Die Linksfraktion schickt Bodo Ramelow ins Rennen. Der 69-Jährige war bis Ende 2024 zehn Jahre lang Ministerpräsident in Thüringen – und damit der einzige Linken-Politiker überhaupt, der Regierungschef eines deutschen Bundeslandes war. Bei der vorgezogenen Neuwahl des Bundestages kehrte der aus Niedersachsen stammende Ramelow nach fast 16 Jahren wieder in den Bundestag zurück.

Die AfD wird den über die bayerische Landesliste gewählten Abgeordneten Gerold Otten nominieren. Es ist jedoch davon auszugehen, dass auch dieser Kandidat nicht die erforderliche Mehrheit unter allen Bundestagsabgeordneten erhalten wird. Bislang hat seit dem Einzug der AfD ins Bundesparlament keiner ihrer Wahlvorschläge für das Amt des Vizepräsidenten die erforderliche Mehrheit erhalten. Der Bundeswehroffizier Otten wurde bereits 2019 erfolglos ins Rennen geschickt.

Grüne verhinderten „Signal der Normalisierung“ durch AfD-Besuch Klöckners

Wie das „RedaktionsNetzwerk Deutschland“ (RND) berichtet, soll die Fraktion der Grünen auch einen geplanten Besuch der designierten Bundestagspräsidentin Julia Klöckner in der AfD-Fraktion verhindert haben. In einem Brief an Klöckner warnten sie vor einem „falschen Signal der Normalisierung gegenüber einer Fraktion, deren Abgeordnete mit rechtsextremen und verfassungsfeindlichen Aussagen Politik machen“.

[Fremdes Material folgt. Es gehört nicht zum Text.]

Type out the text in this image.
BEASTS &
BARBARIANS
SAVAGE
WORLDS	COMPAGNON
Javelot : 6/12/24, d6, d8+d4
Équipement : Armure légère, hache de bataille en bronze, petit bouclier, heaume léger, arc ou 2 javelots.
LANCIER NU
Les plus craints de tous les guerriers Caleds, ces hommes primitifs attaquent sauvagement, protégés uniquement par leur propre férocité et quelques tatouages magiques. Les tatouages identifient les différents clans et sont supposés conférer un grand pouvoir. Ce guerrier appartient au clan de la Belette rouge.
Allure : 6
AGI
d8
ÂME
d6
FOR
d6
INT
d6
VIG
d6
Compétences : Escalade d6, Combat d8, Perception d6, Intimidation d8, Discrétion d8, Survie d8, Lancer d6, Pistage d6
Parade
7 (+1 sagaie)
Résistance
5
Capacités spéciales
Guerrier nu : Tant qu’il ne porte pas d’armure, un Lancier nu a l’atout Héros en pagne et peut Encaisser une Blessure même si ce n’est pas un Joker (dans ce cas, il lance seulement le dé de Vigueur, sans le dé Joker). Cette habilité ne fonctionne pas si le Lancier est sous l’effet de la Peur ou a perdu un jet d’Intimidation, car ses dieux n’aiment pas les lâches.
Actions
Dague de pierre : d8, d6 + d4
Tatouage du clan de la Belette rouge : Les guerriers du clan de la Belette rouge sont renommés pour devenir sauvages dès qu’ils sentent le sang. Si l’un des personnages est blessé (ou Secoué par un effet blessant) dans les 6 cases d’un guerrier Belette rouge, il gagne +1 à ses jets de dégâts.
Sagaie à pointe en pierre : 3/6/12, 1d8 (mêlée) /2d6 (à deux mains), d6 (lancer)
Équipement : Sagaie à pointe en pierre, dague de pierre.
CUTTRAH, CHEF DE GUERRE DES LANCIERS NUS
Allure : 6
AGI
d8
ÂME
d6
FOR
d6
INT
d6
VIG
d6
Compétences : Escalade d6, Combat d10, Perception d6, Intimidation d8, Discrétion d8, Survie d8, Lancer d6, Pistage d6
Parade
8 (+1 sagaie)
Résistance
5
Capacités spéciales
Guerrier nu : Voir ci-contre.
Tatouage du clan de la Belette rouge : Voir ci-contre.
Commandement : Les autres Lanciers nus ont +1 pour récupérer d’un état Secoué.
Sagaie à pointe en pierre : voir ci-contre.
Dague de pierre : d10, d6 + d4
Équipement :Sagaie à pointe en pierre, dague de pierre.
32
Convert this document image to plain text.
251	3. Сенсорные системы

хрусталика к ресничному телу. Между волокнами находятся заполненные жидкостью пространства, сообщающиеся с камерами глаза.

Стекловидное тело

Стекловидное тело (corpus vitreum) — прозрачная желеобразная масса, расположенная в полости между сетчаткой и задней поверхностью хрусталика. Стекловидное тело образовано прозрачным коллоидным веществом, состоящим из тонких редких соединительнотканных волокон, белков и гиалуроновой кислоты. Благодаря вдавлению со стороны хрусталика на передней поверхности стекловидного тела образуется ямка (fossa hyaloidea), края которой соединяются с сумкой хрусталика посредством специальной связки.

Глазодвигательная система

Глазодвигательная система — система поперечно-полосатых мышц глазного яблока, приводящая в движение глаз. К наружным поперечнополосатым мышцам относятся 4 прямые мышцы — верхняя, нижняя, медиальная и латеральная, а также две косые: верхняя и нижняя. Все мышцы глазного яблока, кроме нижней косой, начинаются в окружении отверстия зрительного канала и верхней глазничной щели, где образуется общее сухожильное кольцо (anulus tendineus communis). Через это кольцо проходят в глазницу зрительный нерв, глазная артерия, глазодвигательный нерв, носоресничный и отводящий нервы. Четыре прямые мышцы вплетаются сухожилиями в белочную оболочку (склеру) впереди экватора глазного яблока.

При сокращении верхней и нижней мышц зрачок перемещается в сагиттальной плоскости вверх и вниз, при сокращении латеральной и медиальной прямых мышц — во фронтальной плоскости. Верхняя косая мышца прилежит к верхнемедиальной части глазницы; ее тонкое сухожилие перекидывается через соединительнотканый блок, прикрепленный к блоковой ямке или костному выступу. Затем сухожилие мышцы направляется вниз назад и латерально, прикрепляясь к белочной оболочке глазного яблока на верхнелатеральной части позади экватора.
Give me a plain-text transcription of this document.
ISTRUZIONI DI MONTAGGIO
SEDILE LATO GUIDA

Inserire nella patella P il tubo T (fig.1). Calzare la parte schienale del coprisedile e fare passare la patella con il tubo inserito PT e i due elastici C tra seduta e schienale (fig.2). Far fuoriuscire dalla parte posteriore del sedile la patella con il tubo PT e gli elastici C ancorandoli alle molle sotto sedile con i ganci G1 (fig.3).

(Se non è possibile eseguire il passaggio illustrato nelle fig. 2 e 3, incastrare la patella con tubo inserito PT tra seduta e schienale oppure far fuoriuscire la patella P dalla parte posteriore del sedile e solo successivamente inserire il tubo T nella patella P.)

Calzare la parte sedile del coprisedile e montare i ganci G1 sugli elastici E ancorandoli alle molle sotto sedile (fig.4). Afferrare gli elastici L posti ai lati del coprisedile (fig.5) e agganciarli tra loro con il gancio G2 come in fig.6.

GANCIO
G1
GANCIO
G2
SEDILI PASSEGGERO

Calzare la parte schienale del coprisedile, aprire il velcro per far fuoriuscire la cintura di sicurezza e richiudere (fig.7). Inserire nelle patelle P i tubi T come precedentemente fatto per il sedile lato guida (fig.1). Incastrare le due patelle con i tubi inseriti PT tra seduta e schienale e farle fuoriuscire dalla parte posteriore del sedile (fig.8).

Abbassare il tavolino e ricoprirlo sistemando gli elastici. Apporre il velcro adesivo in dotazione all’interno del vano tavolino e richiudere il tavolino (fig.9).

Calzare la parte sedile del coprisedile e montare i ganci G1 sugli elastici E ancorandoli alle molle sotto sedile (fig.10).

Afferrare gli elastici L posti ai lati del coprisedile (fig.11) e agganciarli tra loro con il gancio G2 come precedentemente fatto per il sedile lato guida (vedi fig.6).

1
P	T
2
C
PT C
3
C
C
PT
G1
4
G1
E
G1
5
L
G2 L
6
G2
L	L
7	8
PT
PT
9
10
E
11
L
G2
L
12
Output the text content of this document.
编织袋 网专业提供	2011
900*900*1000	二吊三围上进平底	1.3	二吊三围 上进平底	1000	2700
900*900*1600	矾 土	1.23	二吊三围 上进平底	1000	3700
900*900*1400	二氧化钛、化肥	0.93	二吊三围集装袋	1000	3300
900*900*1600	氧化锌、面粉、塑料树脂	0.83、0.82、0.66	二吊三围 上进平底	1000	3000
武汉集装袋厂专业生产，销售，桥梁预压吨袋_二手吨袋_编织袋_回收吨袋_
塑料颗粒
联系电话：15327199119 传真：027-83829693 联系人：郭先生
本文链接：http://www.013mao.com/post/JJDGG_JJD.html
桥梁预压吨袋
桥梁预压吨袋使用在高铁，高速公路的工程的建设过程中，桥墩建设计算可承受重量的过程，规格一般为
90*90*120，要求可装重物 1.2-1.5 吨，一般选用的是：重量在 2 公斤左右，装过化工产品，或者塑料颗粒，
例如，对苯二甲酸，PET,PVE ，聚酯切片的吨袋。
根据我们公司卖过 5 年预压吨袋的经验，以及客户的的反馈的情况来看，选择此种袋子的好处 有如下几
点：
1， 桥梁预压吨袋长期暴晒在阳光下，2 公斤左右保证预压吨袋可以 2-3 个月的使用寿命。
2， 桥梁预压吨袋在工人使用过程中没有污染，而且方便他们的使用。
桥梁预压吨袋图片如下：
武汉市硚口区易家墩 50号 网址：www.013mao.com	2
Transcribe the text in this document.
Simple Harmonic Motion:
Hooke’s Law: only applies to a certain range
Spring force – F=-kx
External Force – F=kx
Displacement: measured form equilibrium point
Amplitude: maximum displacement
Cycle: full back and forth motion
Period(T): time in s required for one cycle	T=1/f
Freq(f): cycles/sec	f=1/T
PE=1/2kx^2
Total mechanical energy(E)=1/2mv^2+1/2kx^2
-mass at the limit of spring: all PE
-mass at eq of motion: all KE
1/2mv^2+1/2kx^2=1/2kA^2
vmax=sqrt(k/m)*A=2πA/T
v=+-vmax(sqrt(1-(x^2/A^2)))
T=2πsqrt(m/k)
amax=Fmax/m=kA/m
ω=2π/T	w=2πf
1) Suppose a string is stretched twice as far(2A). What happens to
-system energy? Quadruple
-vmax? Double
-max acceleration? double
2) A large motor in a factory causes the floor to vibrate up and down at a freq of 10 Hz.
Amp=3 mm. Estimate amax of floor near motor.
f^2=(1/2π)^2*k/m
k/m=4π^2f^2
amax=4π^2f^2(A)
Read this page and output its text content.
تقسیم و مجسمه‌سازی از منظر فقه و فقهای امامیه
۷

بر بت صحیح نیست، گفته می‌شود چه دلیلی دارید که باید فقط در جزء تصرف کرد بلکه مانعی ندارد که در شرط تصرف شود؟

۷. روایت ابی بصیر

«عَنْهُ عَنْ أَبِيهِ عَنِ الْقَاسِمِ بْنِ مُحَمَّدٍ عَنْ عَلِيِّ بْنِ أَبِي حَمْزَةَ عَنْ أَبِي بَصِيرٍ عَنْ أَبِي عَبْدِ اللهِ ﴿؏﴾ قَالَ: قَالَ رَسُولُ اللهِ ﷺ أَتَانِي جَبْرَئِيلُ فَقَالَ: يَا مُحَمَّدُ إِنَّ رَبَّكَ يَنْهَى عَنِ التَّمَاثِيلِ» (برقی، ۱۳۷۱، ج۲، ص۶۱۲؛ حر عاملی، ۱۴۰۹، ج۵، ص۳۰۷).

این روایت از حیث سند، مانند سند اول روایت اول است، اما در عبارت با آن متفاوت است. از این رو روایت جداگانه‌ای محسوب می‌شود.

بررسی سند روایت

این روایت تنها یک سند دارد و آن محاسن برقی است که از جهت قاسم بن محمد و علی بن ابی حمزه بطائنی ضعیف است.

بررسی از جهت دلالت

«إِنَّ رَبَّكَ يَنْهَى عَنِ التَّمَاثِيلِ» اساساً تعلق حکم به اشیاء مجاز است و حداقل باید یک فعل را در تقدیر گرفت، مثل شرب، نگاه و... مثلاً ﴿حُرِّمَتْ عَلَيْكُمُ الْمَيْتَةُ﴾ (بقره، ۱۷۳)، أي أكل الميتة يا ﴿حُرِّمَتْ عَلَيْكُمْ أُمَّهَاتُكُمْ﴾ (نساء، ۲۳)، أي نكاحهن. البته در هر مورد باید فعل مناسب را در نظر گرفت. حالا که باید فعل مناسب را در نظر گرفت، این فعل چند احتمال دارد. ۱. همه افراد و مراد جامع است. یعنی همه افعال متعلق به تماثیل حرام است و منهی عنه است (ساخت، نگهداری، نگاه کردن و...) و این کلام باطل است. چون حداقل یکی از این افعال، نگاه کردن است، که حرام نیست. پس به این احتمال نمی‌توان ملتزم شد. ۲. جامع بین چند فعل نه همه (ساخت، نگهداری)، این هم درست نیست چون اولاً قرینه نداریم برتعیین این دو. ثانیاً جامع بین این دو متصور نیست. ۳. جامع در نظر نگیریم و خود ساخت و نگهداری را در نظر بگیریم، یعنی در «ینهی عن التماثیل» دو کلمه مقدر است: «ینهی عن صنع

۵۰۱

Die Co-Vorsitzenden der Grünen-Fraktion erklärten, sie würden „die weiteren Planungen unserer Fraktionssitzung von Ihrer Antwort abhängig machen“. Dies hätte de facto eine Ausladung der künftigen Bundestagspräsidentin bedeutet, die angekündigt hatte, allen Fraktionen einen Besuch abzustatten.

Im Rahmen der Wahl zur Bundestagspräsidentin werden alle neu gewählten Abgeordneten namentlich aufgerufen. Anders als 2021, als diese Tradition den Corona-Bestimmungen zum Opfer gefallen war, soll die konstituierende Sitzung auch wieder mit dem Singen der Nationalhymne enden.

Mit dem alten Bundestag endet auch die Amtszeit des Scholz-Kabinetts

Mit der Konstituierung des neuen Bundestages endet auch offiziell die Amtszeit von Bundeskanzler Olaf Scholz und dessen Kabinett. Noch am Dienstagnachmittag wird Bundespräsident Frank-Walter Steinmeier den noch amtierenden Mitgliedern der Bundesregierung ihre Entlassungsurkunden aushändigen.

Geschäftsführend wird die Regierung dennoch weiterhin im Amt bleiben, bis eine neue ihr Amt antritt. Wann dies der Fall sein wird, hängt vom weiteren Verlauf der Koalitionsverhandlungen zwischen Union und SPD ab.